NCAA Says Controversial Call Against Oklahoma Was The Correct Call

Oklahoma’s 2-0 loss to Washington on Thursday didn’t come without some controversy. After struggling for most of the afternoon to get their offense going, the Sooners were working on putting together a 2-out rally in the bottom of the sixth. With Sydney Romero, on second and Jocelyn Alo on first, Shay Knighten cranked a shot to right field that appeared to be botched by the Huskies’ Trysten Melhart.

The play was immediately ruled a catch, subsequently ending the inning and Oklahoma’s rally, but the decision was met with protest from OU coaches and fans.

“It was hard for me to see from where I was but any time Coach Lombard I goes running out to something, I know that she sees something that I don’t, so I jumped in on that,” Oklahoma head coach Patty Gasso said. “I saw the ball come out after it looked like maybe she made the catch but I don’t know.”

“I don’t know what — they said that it was a 100 percent clean catch right to me. That’s what the umpire said — like I’m 100 percent sure that she made the catch, and the transfer is when the ball came out. That was what I was told.” – Patty Gasso

The problem is that it was anything from a 100 percent clean catch. I’m not saying that it wasn’t a catch either, I’m just saying that it was far from clean.

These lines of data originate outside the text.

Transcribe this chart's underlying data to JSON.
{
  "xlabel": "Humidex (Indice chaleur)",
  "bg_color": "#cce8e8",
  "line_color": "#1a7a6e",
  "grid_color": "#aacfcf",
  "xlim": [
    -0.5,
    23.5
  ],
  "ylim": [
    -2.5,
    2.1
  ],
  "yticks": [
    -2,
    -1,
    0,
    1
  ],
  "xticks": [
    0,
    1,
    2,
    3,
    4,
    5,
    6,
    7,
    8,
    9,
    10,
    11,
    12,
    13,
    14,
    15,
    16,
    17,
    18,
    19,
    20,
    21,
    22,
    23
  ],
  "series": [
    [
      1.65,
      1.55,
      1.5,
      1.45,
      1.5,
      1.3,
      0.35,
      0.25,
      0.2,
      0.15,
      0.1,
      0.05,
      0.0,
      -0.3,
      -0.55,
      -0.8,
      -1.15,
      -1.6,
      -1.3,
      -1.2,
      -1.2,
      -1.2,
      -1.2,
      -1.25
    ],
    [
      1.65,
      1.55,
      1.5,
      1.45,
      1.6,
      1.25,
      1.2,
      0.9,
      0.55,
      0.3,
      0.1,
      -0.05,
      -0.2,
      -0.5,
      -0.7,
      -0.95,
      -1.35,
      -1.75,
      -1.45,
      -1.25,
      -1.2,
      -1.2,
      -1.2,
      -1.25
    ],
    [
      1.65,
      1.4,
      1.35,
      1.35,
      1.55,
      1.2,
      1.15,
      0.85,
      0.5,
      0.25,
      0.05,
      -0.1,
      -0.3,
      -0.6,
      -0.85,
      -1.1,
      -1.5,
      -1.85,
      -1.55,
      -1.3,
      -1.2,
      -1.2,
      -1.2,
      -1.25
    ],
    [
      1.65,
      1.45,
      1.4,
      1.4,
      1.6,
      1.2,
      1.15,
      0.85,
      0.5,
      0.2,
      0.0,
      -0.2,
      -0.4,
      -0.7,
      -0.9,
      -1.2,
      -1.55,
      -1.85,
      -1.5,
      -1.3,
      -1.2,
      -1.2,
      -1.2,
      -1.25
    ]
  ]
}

Clean or not, the NCAA is siding with the umpires in saying that it was in fact a catch. “The right fielder caught the ball,” NCAA Secretary Rules-Editor Vickie Van Kleeck said in a past game statement to a pool reporter.

“She made the catch. And the ball was dropped on the transfer, trying to take the ball from her glove to her hand. This is considered a secondary motion, so it’s ruled a catch. Any type of secondary motion, not standing so much as the transfer. It was ruled on the transfer. That secondary motion means that the catch was good.” – NCAA Secretary Rules-Editor Vickie Van Kleeck

Oklahoma fans are going to counter that the ball appeared to be in her bare hand and not her glove hand, thus making the rule not applicable in this situation. Much like Patty Gasso’s protest, theirs will fall on deaf ears as well.

“He just looked right at him and said, are you 100 percent sure that that ball was caught, and he said, I am 100 percent sure,” Gasso said about her conference with the umpires.  “How am I going to change that call? There’s nothing I can do unless we had some instant replay, which we don’t. That’s another subject for another time.”